JAKARTA (RIAUPOS.CO) – Rencana pemerintah menaikkan tarif iuran peserta bukan penerima upah (PBPU) kelas I, II, dan III Jaminan Kesehatan Nasional (JKN) secara serentak terganjal restu DPR. Dengan alasan validasi data, dewan menolak kenaikan iuran untuk peserta kelas III.
Penolakan tersebut disampaikan dalam rapat kerja gabungan Komisi IX dan XI DPR membahas defisit keuangan BPJS Kesehatan di kompleks parlemen Senayan, Jakarta, kemarin (2/9). Ada sembilan poin kesepakatan rapat. Salah satunya poin kedua yang memuat penolakan kenaikan iuran untuk PBPU kelas III saat ini.
Wakil Ketua Komisi XI DPR Soepriyatno menjelaskan, kenaikan tarif pada PBPU kelas III bisa memunculkan persoalan tersendiri. Sebab, Kementerian Sosial (Kemensos) belum merampungkan pemutakhiran data terpadu kesejahteraan sosial sebagai penentu penerima bantuan iuran (PBI). Masih ada sekitar 10 juta data yang harus diklirkan.
Data tersebut merujuk hasil audit Badan Pengawasan Keuangan dan Pembangunan (BPKP) tentang data kepesertaan yang bermasalah. Terdapat sekitar 27 juta data yang dinilai tidak tepat. Dari jumlah tersebut, tersisa 10 juta data kepesertaan yang sedang dikebut penyelesaiannya oleh Kemensos. “Kita takut nanti ada yang seharusnya terima PBI malah tidak menerima. Karena tidak semua PBPU itu mampu,” ujarnya.
Karena itu, dewan menyepakati untuk menunda kenaikan tarif iuran peserta mandiri kelas III tersebut. Rencananya, kenaikan iuran dibahas lagi setelah pemerintah menyelesaikan sinkronisasi data PBI.
Pemerintah yang diwakili Wakil Menteri Keuangan Mardiasmo sempat keberatan. Alasannya, kenaikan iuran menjadi salah satu cara mengatasi defisit keuangan BPJS Kesehatan yang terus membengkak.
Menurut Mardiasmo, kekhawatiran tersebut sejatinya sudah menjadi perhatian pemerintah. Ada skenario untuk memasukkan PBPU kelas III yang tidak mampu dalam PBI pusat atau daerah. “PBPU ini ada dua kelas: jelata dan jelita. Kalau jelita biarkan bayar. Jelata ini yang akan dirangkul dalam PBI setelah data kita kembangkan,” jelasnya.
Sayang, DPR tidak ingin berspekulasi dan kukuh meminta pemutakhiran data dirampungkan terlebih dulu sebelum iuran tarif PBPU kelas III dinaikkan.

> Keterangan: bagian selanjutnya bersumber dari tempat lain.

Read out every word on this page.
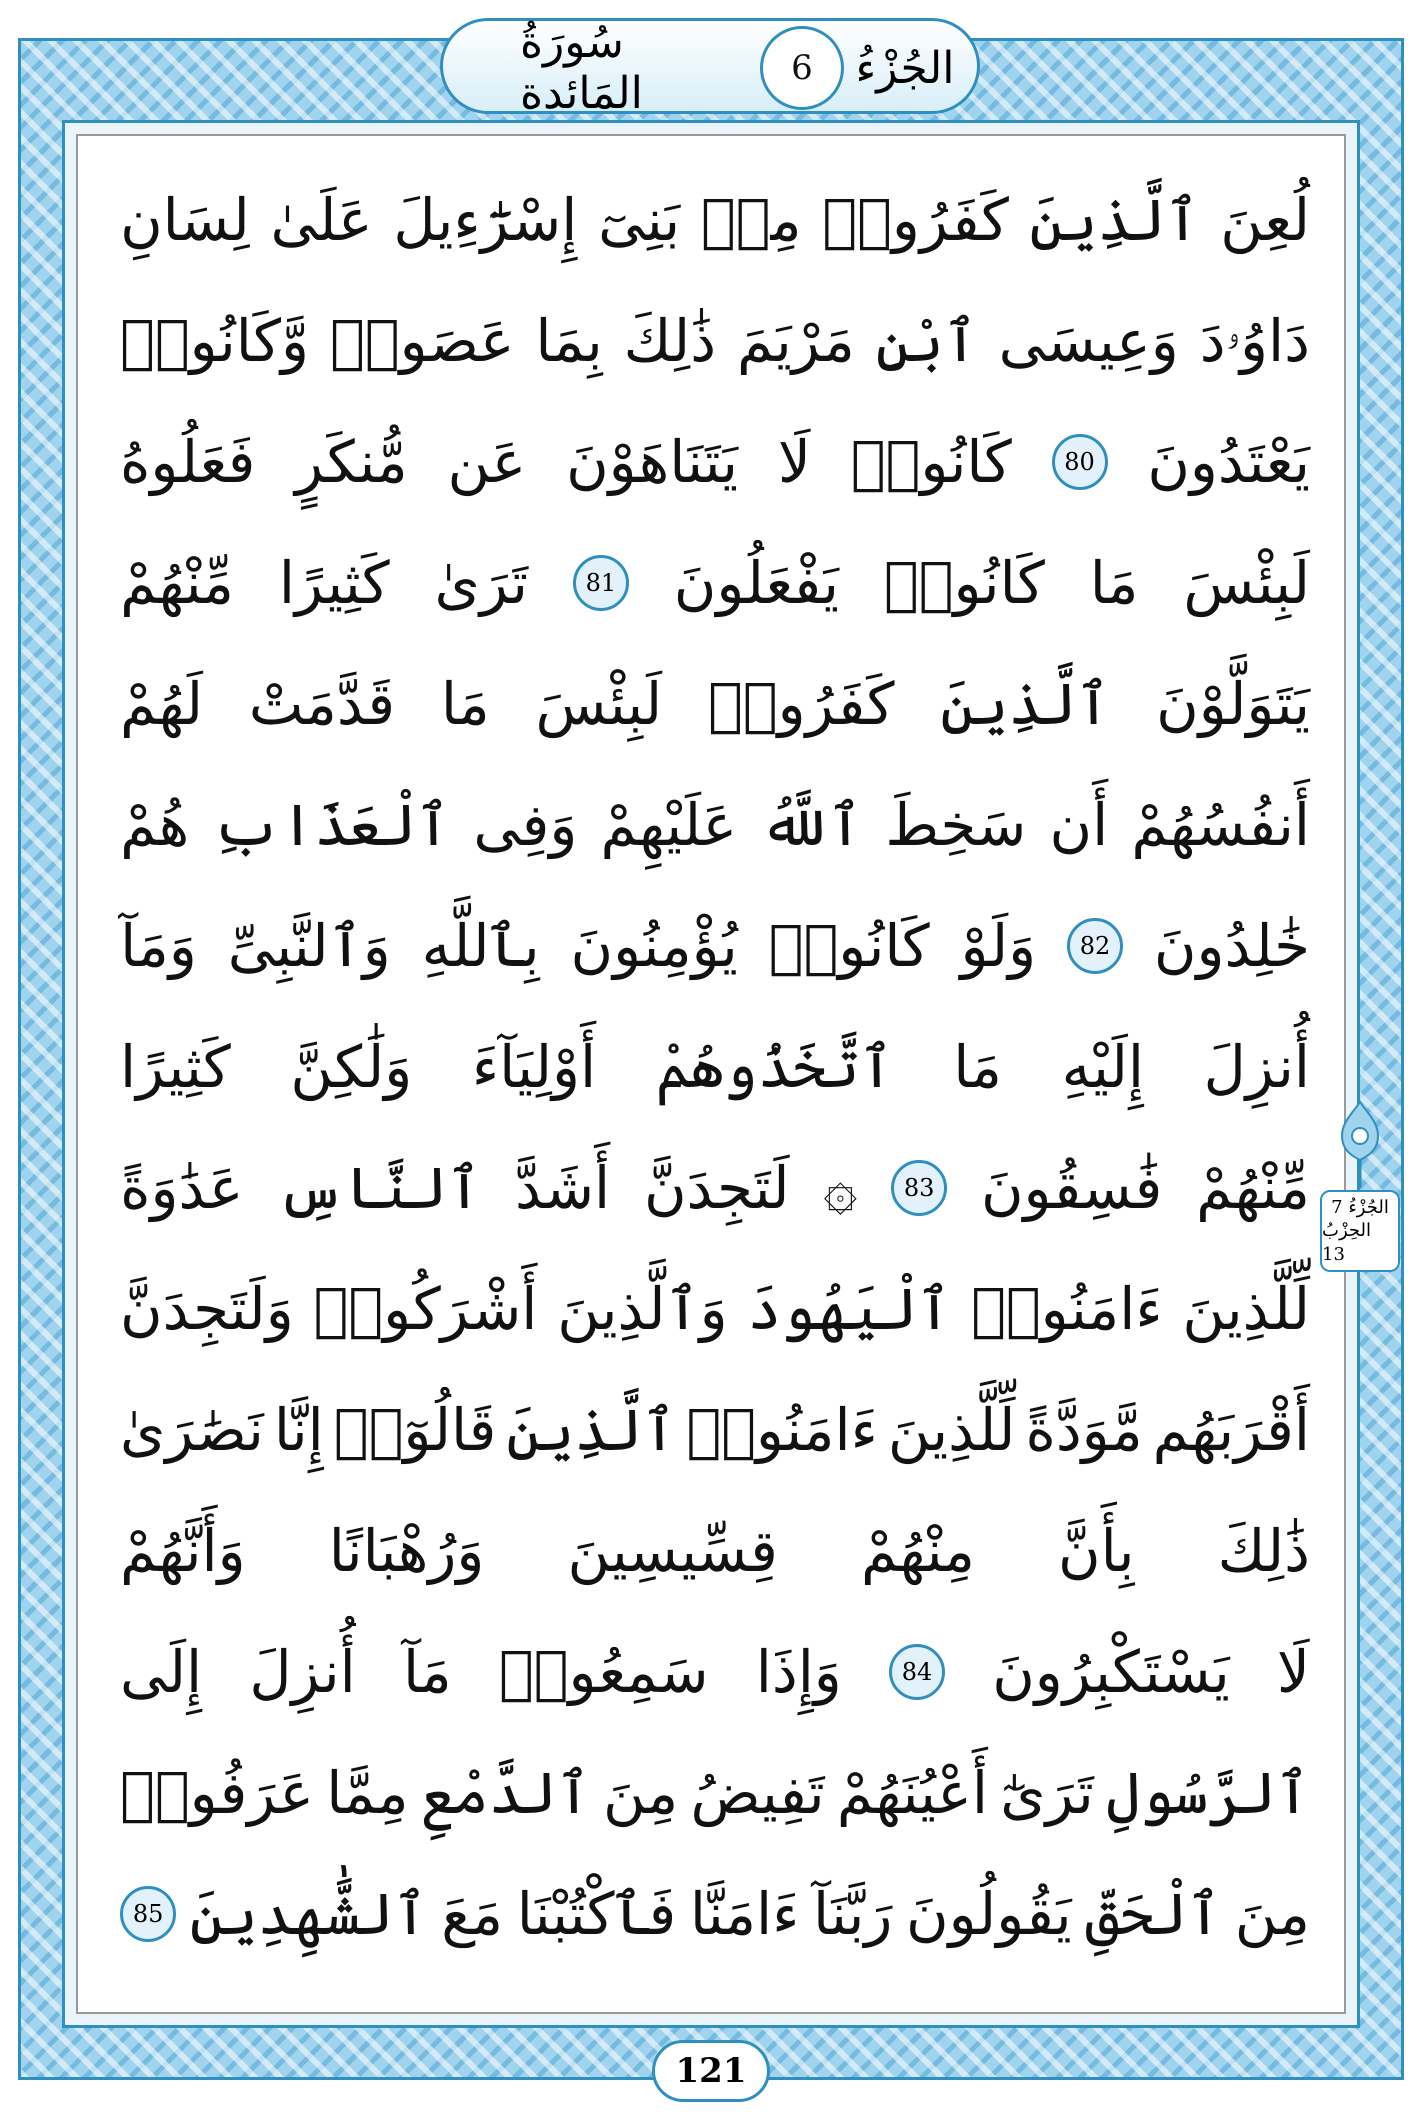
سُورَةُ المَائدة	6 الجُزْءُ
لُعِنَ
ٱلَّذِينَ
كَفَرُوا۟
مِنۢ
بَنِىٓ
إِسْرَٰٓءِيلَ
عَلَىٰ
لِسَانِ
دَاوُۥدَ
وَعِيسَى
ٱبْنِ
مَرْيَمَ
ذَٰلِكَ
بِمَا
عَصَوا۟
وَّكَانُوا۟
يَعْتَدُونَ
80
كَانُوا۟
لَا
يَتَنَاهَوْنَ
عَن
مُّنكَرٍ
فَعَلُوهُ
لَبِئْسَ
مَا
كَانُوا۟
يَفْعَلُونَ
81
تَرَىٰ
كَثِيرًا
مِّنْهُمْ
يَتَوَلَّوْنَ
ٱلَّذِينَ
كَفَرُوا۟
لَبِئْسَ
مَا
قَدَّمَتْ
لَهُمْ
أَنفُسُهُمْ
أَن
سَخِطَ
ٱللَّهُ
عَلَيْهِمْ
وَفِى
ٱلْعَذَابِ
هُمْ
خَٰلِدُونَ
82
وَلَوْ
كَانُوا۟
يُؤْمِنُونَ
بِٱللَّهِ
وَٱلنَّبِىِّ
وَمَآ
أُنزِلَ
إِلَيْهِ
مَا
ٱتَّخَذُوهُمْ
أَوْلِيَآءَ
وَلَٰكِنَّ
كَثِيرًا
مِّنْهُمْ
فَٰسِقُونَ
83
۞
لَتَجِدَنَّ
أَشَدَّ
ٱلنَّاسِ
عَدَٰوَةً
لِّلَّذِينَ
ءَامَنُوا۟
ٱلْيَهُودَ
وَٱلَّذِينَ
أَشْرَكُوا۟
وَلَتَجِدَنَّ
أَقْرَبَهُم
مَّوَدَّةً
لِّلَّذِينَ
ءَامَنُوا۟
ٱلَّذِينَ
قَالُوٓا۟
إِنَّا
نَصَٰرَىٰ
ذَٰلِكَ
بِأَنَّ
مِنْهُمْ
قِسِّيسِينَ
وَرُهْبَانًا
وَأَنَّهُمْ
لَا
يَسْتَكْبِرُونَ
84
وَإِذَا
سَمِعُوا۟
مَآ
أُنزِلَ
إِلَى
ٱلرَّسُولِ
تَرَىٰٓ
أَعْيُنَهُمْ
تَفِيضُ
مِنَ
ٱلدَّمْعِ
مِمَّا
عَرَفُوا۟
مِنَ
ٱلْحَقِّ
يَقُولُونَ
رَبَّنَآ
ءَامَنَّا
فَٱكْتُبْنَا
مَعَ
ٱلشَّٰهِدِينَ
85
الجُزْءُ 7
الحِزْبُ 13
121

Setelah perdebatan cukup alot, pemerintah dan DPR akhirnya satu suara. Kenaikan iuran dilakukan setelah perbaikan data PBI diselesaikan Kemensos. Artinya, PBPU kelas III tetap membayar iuran Rp 25.500 per bulan per jiwa sampai rapat selanjutnya.
Sementara itu, Direktur Jenderal Penanganan Fakir Miskin Kemensos Andi Z.A. Dulung mengatakan bahwa pihaknya berkejaran dengan waktu untuk merampungkan cleaning data. “Awal tahun masih 27 juta, dua bulan ini sudah 10 juta. Terus kami kebut,” ucapnya.
Di sisi lain, Mardiasmo menegaskan bahwa kenaikan tarif untuk kepesertaan lain tetap berjalan. Iuran untuk PBI pusat maupun daerah akan naik dari Rp 23 ribu menjadi Rp 42 ribu. “PBI memang diterapkan mulai 1 Agustus 2019. Tapi, uangnya dicairkan kalau perpres revisi tentang JKN sudah diterbitkan,” katanya. Draf perpres sudah diajukan kepada presiden dan tinggal menunggu ditandatangani.
Sementara itu, iuran peserta PBPU kelas I dan II akan resmi berlaku per 1 Januari 2020. Angka kenaikan mengacu skema yang diusulkan Menteri Keuangan Sri Mulyani saat rapat dengan DPR sebelumnya. “Kelas I dan II jadi Rp 160 ribu dan Rp 110 ribu,” ungkapnya. Jangka waktu yang ada akan dimanfaatkan pemerintah untuk menyosialisasikannya kepada masyarakat.